Thinking children are the future? – Cooperative Learning & (Higher Level) Thinking

Participating in Educating Future Philosophers and Encountering Beliefs () at the University of East Anglia, followed by delivering a tailored version of the Skills & Mastery course to a Muslim Supplementary School in London, has prompted this short think piece.

Very interestingly, Senior lecturers of Philosophy, RE teachers and Muslim faith school context teachers would be shocked at how much they could benefit from sitting down with each other. (Perhaps something for the next Healing Fractures?)

Tower Hamlets, London
Tower Hamlets, London: How do we get children to appreciate traditional values in a modern educational ethos?
UEA Encountering Belief
University of East Anglia, Norfolk: How do we get children to appreciate traditional values in a modern educational ethos?

Independent, critical and creative thinking and the ability to solve problems is central to Cooperative Learning, by the very nature of the case. In Denmark and other Scandinavian countries these skills have long had a high priority and are considered fundamental to citizenship in a democratic society. More to the point, unreflecting citizens render democracy null and void; being effective engineers did not really help Germans in the 30s.

We have previously discussed 21st Century skills in some detail, but suffice to say that the rate of change and the amount of new information produced every second is reason enough for schools to invest time in teaching thinking skills on par with maths and English.

The more developed pupils’ ability to sort, contrast, analyse, prioritise, combine, evaluate, form and test hypotheses, to reason, argue, draw conclusions and create and develop new ideas and alternative strategies, the more able they will be to cope with that unforeseeable future which will be their present.

We have already outlined the relationship between businesses and the drive for student-centred learning in multiple posts, but this goes far beyond the banalities of “knowledge workers” temping for governments and nebulous transnational corporations. Rather these are tools which means said governments and corporations might be run in ways we have not even thought of today, or possibly entirely dismantled because they are, in fact, redundant.

Future citizens will need to think out of the box, allowing them to be leaders instead of followers, to create and spot opportunities and, most importantly, operationalise them. Show me any teacher who is happy for his or her pupils to be passive consumers of spoon-fed entertainment packages in the form of television series or (political) game shows.

Cooperative Learning and Thinking skills

Participants of a tailored course such as 21st Century British Muslim, has seen these skills amply demonstrated, as many modules were geared for this purpose alone, such as using Think-Pair-Share in connection with Venn diagramming (more).

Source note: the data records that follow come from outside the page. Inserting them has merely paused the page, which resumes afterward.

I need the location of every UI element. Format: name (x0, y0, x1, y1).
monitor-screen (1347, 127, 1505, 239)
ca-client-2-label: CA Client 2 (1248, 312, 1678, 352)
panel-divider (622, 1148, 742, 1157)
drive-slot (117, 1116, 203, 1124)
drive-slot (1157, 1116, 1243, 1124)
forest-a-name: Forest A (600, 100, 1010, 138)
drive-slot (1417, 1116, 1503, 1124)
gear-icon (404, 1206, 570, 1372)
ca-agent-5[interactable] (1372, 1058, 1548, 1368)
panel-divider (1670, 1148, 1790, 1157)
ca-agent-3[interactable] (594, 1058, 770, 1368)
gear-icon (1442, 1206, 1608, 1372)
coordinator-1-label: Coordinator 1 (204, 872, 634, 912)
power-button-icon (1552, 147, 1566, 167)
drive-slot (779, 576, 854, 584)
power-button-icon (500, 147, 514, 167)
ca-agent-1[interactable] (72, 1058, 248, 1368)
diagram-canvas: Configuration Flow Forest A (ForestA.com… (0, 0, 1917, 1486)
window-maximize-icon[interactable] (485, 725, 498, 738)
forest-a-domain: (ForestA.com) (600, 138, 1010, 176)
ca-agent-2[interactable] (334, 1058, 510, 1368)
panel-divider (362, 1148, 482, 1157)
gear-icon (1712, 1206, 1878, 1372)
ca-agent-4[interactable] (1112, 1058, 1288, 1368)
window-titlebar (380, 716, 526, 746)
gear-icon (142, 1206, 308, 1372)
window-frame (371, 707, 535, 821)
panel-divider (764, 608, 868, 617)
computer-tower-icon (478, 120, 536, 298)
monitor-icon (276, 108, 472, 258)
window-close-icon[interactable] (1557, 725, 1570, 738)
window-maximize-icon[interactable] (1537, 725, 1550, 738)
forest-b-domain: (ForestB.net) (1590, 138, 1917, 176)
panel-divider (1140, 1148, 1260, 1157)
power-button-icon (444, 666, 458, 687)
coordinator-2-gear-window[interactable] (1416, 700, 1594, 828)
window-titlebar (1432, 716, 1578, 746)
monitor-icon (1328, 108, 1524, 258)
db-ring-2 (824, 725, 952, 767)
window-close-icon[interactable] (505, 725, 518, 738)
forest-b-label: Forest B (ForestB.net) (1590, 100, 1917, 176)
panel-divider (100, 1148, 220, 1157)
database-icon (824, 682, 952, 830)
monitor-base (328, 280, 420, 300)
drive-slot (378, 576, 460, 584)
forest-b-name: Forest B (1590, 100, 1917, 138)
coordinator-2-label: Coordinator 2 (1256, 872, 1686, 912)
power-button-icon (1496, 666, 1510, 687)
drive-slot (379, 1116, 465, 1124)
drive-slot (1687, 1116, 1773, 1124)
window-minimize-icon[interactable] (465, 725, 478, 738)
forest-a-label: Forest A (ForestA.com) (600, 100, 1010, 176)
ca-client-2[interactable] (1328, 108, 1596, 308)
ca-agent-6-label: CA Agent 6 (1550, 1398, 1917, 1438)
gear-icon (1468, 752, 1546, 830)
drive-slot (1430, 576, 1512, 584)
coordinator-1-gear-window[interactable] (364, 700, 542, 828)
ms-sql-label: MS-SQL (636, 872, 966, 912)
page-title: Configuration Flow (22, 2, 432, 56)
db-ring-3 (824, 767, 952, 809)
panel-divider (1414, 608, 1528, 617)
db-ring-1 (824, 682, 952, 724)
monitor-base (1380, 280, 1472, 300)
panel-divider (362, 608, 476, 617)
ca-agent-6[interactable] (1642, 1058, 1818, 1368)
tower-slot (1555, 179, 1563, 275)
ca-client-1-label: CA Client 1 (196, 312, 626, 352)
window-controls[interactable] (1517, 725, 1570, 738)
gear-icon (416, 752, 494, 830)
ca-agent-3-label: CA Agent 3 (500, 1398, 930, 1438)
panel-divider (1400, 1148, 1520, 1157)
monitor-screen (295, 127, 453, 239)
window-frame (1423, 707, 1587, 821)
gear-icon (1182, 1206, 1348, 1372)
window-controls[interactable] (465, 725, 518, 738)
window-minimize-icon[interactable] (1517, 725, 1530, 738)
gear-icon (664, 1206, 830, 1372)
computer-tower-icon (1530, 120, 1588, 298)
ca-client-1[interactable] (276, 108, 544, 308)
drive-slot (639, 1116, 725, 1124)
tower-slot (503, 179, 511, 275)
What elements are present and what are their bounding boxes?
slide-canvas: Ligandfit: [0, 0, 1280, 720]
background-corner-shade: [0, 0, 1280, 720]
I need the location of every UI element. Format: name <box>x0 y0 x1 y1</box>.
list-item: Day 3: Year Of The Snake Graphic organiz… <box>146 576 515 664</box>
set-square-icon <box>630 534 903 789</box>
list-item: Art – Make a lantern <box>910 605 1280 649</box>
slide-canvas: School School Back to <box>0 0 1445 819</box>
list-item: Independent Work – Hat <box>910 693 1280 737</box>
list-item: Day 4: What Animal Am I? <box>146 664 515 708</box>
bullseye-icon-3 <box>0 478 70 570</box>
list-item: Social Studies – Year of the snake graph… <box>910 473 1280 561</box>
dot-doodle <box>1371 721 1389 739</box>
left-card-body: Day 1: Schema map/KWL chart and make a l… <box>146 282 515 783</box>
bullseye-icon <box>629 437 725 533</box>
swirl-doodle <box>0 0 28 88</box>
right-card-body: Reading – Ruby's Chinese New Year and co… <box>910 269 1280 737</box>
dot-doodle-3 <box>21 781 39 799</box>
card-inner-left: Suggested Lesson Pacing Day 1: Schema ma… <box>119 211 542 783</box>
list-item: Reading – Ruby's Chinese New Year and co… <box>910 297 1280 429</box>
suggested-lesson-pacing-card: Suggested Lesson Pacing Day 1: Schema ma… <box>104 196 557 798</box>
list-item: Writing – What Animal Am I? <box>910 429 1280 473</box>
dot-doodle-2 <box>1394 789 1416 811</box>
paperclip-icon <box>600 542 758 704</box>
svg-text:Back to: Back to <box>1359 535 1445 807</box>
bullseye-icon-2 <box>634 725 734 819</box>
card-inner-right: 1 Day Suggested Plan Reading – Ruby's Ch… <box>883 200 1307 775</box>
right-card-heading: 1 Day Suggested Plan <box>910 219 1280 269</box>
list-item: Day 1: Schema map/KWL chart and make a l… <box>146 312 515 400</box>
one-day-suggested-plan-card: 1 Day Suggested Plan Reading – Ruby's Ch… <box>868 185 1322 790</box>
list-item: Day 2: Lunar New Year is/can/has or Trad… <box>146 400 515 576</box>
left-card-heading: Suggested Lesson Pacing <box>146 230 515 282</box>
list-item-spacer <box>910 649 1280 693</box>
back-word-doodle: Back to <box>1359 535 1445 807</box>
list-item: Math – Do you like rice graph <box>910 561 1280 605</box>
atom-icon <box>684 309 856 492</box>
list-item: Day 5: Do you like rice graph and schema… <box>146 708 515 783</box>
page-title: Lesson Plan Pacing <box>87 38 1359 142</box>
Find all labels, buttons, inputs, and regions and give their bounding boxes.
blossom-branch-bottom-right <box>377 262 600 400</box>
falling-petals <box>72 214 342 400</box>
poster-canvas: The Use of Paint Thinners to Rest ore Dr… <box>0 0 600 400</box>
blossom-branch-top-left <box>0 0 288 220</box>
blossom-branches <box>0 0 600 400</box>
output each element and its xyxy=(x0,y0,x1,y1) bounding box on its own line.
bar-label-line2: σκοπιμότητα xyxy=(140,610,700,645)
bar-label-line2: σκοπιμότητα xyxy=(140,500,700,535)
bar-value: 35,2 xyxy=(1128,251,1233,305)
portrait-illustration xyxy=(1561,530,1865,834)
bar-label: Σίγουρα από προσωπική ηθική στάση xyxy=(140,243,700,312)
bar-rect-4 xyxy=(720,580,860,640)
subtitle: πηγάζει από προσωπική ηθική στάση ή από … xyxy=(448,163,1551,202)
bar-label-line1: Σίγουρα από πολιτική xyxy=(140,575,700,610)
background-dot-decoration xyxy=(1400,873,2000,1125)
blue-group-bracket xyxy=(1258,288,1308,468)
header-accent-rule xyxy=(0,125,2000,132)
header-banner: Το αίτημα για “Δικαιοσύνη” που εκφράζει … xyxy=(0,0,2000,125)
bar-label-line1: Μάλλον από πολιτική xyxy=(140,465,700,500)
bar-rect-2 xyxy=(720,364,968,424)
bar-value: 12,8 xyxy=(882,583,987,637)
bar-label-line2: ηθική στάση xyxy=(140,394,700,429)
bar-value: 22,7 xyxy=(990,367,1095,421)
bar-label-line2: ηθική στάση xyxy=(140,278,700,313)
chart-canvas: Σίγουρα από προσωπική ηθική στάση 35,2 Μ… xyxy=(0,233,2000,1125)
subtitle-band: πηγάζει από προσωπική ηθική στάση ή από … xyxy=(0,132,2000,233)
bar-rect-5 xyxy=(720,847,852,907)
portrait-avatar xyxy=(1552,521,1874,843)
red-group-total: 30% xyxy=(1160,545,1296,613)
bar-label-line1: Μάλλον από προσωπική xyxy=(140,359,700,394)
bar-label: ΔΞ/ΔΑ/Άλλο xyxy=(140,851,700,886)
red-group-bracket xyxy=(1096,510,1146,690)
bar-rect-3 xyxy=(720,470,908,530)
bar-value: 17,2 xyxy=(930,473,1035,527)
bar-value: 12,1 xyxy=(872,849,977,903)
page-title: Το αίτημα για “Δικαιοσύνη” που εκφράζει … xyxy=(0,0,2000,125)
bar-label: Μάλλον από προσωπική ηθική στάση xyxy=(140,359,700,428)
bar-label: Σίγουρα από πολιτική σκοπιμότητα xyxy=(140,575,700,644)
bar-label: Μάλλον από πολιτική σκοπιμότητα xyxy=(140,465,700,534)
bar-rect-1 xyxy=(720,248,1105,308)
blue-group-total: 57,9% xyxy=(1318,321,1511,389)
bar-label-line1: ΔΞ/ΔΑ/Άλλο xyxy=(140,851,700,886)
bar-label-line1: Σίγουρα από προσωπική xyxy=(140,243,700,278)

But more interesting, even the Skills & Mastery CL course tailored to promote “hard” learning,  seamlessly integrate much of what we have described above. It is difficult to pinpoint all the reasons this is the case, but I shall try to name a few:

By being forced to continually explain their thinking to other pupils, often within set time frames, they need to structure it and plan effective ways of getting a it across to others.

Leveraging classroom diversity, heterogeneous teams means pupils often work with peers thinking in entirely different ways, and referring to other contexts. This both inspires and challenges their thinking.

The ongoing dialogue means pupils combine their thinking, finding similarities and differences, constructing synthesis at higher levels than would be possible alone.

The safety of working in small home teams affords space to risk making mistakes, daring to be creative and experimenting. This again underlines the positive feedback effect of social skills integrated in Cooperative Learning.

In ensuing posts I should like to explore in some detail the different categories of thinking skills and their specific relation to Cooperative Learning.

Some related posts:

P4C? No, P4U! *

Facts vs. Free Thinking? A CL perspective

Collaboration is officially the future paradigm of education

Hunt or be hunted; The (UKIP) Boy in the Bush

* This post is entirely unrelated to the brilliant session by Philosophy4Children at the Educating Future Philosophers event. I have shamelessly copied their strapline for the title of this post, and told my youngest daughter the story about the boy and the tree as a good night story. Thank you to Dot Lenton and Barbara Videon for this.